Tuesday, November 30, 2010

Vanity. Love. Dream.

If there are tons of things I need to do, I'd do it in a click. This past few days, I noticed I've been acting so odd. I'm following the house rules and I'm keeping myself very busy. It kills me when I waste my time. I don't even care if I don't have cellphone, I don't even care if I don't have money, I don't even care if I'm still awake in dawn. I don't know...

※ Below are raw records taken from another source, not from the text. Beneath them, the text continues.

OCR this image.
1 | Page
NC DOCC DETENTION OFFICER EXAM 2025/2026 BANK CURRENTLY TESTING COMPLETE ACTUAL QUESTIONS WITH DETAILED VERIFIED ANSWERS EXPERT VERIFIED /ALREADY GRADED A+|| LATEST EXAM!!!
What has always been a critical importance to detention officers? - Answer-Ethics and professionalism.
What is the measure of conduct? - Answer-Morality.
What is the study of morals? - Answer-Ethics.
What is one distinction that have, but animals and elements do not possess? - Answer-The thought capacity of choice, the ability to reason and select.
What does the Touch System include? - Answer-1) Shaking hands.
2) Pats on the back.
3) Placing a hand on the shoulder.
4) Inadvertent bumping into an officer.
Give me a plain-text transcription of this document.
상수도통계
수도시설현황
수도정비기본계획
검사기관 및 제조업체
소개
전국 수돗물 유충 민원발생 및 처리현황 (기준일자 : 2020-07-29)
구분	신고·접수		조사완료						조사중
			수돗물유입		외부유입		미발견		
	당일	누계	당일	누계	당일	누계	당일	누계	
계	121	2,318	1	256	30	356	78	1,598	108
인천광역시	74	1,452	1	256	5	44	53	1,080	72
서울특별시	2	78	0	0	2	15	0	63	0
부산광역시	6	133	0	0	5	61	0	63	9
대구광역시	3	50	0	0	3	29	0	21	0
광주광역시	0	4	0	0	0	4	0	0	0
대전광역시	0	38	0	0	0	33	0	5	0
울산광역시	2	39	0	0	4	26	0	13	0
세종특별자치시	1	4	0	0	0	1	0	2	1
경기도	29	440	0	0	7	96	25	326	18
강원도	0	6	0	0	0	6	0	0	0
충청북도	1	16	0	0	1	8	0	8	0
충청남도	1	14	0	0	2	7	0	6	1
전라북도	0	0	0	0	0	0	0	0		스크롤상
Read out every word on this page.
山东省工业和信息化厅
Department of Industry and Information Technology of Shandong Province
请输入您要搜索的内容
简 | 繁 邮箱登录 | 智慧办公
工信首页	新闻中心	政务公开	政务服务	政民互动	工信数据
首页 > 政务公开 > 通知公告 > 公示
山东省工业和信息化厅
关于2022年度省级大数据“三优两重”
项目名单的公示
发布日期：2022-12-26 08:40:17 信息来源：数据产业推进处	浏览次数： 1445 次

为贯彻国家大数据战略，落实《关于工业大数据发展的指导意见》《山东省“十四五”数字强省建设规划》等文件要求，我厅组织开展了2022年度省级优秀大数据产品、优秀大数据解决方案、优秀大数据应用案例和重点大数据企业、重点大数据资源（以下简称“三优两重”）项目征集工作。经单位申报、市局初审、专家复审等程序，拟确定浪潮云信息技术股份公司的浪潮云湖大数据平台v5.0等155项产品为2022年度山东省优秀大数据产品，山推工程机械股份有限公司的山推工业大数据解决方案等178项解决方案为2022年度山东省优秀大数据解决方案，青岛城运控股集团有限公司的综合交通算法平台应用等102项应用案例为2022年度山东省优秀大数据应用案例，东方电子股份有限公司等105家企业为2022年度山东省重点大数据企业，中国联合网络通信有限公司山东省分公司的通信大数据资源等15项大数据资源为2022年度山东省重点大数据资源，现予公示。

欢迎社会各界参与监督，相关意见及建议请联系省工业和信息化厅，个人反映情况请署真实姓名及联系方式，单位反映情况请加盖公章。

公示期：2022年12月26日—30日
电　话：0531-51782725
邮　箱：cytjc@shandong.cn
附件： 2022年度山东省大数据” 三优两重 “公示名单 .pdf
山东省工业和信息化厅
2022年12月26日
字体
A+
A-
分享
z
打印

Last time, I keep on praying, I keep on dreaming that someday, sooner and yes later...any minute, somebody will come near me, the one that is good enough to be adored. I met two different faces in a single day. They were both good looking and definitely gentlemen. They told me how wonderful I am to exist in this world. At the moment that I felt flattering sensation, that any girl would surely pass out when they hear those kind of words... i back fired. I stood idled few minutes thinking...
I really don't need it. Really.

Maybe, I'm still trapped. I keep on dreaming of the past. Instead, I'm feeling the prickling pain that makes me feel that I'm that stupid. You see, it was there. The new beginning was there right in front of me but look what I did. Rejected them and mouthed my famous line... SORRY, I'M A TOMBOY.


I don't want to run. I don't want to be hiding here forever. I don't want to grow with pain in my heart. I don't want to...I don't want to wait for the equinox.



Tell me what am I suppose to do. I am trashed with so much aches. I don't want to linger in this madness. I am too vain.